Another advantage of leveraging precomputing global features in conditioning short-context denoisers is computational efficiency. Existing denoising methods that rely on long contexts to achieve satisfactory denoising performance will inevitably demand relatively larger computational resources. For instance, when extended to a training corpora of 26 datasets (Sec. 2.4), DeepCAD’s computational resource demands exceeded our limits and we had to exclude it from the benchmarking. Likewise, DeepInterpolation [14], another self-supervised deep neural network denoiser, could not be made to process our datasets and was thus also not included in benchmarking. In contrast, we were able to efficiently train CellMincer on our largest training corpora using widely-available commodity GPUs.
The pre-training approach we employed to train the CellMincer model on voltage imaging data might not be optimally tailored to handle other functional imaging modalities, such as calcium imaging, characterized by substantially different spatiotemporal dynamics. A characteristic difference in the dynamics of voltage imaging and calcium imaging is the presence of single spiking events occurring within 5 to 10 frames. The performance gap between CellMincer and DeepCAD on voltage imaging suggests that the most effective fluorescence imaging denoisers are highly specific to their target domains. CellMincer’s architecture uses a context window length on par with the timescale of a typical voltage imaging spiking event, and its training scheme maximizes the utility of this context by enabling inference from same-frame pixels. Conversely, DeepCAD predicts whole frames from a large, temporally downsampled neighborhood of frames, a strategy which foregoes mutual information carried by proximal pixels in exchange for training scalability. Our hypothesis of the specificity of the model (and self-supervision task) to the data domain is further reinforced by an experiment in which we compare the performance of CellMincer and DeepCAD on calcium imaging data (see Supplementary Fig. S 5). Both algorithms were trained on seven low-SNR calcium imaging datasets [13], and their denoised outputs were compared to high-SNR versions of the same datasets. We noticed a significant drop in the performance of CellMincer on denoising calcium imaging data, and improved performance of DeepCAD, which is opposite to our findings on fast voltage imaging data. We concluded that CellMincer’s capacity to model short-term fluctuations becomes a hindrance when the underlying signal has inherently slow dynamics, whereas DeepCAD’s whole-frame masking and the implicit bias of slow dynamics becomes advantageous.
A notable difficulty in conducting the analysis of neuron imaging traces in relation to corresponding EP activity is the lack of available tools for analyzing waveforms that diverge from the highly specific characteristics of EP. The Electrophys Feature Extraction Library (EFEL) [23], one such tool, can extract a variety of EP features such as spike half-widths but is much less conclusive when the input signals were adapted from fluorescence imaging.
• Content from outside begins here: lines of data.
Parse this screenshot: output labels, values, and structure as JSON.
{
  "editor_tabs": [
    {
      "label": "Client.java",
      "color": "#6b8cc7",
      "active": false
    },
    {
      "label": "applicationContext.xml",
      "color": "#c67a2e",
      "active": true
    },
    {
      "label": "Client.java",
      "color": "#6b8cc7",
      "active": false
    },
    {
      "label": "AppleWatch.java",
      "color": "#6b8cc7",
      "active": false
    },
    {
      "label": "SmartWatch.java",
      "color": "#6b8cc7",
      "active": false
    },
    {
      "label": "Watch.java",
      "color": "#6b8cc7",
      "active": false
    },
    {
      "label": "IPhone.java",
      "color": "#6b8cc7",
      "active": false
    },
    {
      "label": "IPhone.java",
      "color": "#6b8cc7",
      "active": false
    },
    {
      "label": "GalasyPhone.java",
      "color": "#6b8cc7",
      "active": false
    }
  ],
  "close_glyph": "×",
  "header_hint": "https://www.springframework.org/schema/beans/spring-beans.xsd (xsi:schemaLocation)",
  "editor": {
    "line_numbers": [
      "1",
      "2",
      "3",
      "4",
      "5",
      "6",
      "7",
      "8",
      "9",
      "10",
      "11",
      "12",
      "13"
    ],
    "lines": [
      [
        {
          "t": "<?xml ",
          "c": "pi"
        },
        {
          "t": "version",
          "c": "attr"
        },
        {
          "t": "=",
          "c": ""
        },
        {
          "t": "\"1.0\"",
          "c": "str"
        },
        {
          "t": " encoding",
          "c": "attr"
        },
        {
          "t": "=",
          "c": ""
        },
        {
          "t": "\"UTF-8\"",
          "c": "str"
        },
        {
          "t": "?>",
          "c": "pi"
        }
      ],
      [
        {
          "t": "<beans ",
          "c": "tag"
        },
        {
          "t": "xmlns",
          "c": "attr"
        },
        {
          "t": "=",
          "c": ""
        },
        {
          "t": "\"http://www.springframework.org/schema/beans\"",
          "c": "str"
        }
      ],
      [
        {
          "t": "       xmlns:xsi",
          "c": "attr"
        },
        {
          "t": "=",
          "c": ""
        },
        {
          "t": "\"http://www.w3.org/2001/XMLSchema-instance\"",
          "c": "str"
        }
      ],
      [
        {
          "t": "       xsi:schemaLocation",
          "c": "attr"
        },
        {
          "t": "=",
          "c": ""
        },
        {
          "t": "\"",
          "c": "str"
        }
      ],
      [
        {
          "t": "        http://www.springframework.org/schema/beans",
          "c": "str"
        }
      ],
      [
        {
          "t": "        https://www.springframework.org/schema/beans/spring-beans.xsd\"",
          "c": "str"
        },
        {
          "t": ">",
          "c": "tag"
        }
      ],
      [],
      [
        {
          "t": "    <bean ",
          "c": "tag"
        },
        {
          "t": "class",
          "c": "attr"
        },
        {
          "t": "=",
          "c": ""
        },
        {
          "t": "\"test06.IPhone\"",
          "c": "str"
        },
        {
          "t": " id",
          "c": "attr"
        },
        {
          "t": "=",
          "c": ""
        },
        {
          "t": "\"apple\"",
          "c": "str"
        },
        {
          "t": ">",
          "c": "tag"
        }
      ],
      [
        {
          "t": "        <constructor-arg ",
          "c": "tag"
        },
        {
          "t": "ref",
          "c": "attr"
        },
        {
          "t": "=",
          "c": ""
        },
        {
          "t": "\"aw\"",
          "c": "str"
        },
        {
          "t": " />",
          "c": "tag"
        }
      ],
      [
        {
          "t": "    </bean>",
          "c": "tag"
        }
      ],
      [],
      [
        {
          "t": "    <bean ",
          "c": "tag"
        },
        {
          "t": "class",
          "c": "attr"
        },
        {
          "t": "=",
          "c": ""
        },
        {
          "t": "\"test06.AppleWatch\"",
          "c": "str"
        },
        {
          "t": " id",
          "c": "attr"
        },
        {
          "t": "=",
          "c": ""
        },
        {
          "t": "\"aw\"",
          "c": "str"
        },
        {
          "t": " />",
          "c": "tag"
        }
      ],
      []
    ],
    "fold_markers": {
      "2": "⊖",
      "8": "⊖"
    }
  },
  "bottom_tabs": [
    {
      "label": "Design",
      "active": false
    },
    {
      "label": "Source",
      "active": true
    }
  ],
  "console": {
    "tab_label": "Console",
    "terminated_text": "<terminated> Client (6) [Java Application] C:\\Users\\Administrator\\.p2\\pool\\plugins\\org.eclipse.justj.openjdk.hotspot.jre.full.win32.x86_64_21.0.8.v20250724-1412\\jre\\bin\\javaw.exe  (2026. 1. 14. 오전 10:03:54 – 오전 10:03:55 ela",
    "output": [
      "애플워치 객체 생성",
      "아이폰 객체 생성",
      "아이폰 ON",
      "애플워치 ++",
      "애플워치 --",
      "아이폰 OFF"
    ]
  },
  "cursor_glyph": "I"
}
Our solution, prominence-thresholded peak calling, is motivated by the biological significance of partial and total depolarization events, indicative of subthreshold activity and action potentials respectively. Thus, identifying peaks in the EP represents a sensible first-order approximation for the locations of these events and can function as a task to which we subject our imaging traces. While most action potentials stand in such stark contrast to the surrounding baseline that they are evident in any form of the trace, the elevated baseline in the traces produced by PMD, N2S, and the raw data is likely to hide less pronounced EP events and introduce more false positives. Although the absolute peak-calling performance across all methods is low, primarily owing to the inherent incompatibilities between the 50 kHz EP signal and its derived 500 Hz imaging, our assessment is that for EP peaks between 2–5 mV, there is indeed information in the raw data that corresponds to this activity but is not immediately visible, and CellMincer is distilling this information to allow for more confident judgements.
A limitation of CellMincer’s default self-supervised training scheme is that in uniformly sampling random crops of the training data, CellMincer spends an overwhelming majority of its computation time on static background pixels as opposed to pixels containing meaningful neuronal activity. We introduced an option in CellMincer to increase its sampling efficiency without introducing network bias by oversampling such meaningful data crops, defined as exceeding the top of average luminosity across all crops in the dataset for chosen between 0.1 and 1, to 50% of each training batch (importance sampling). We can then correct the loss calculation knowing the constructed ratio of meaningful samples. While this feature was not incorporated into the models used in our main benchmarking experiments, we found that it reduced the performance gap between CellMincer and DeepCAD on calcium imaging. We expect further exploration of this direction, namely adaptive sampling and hard sample mining in the context of self-supervised training, will find application beyond the present domain.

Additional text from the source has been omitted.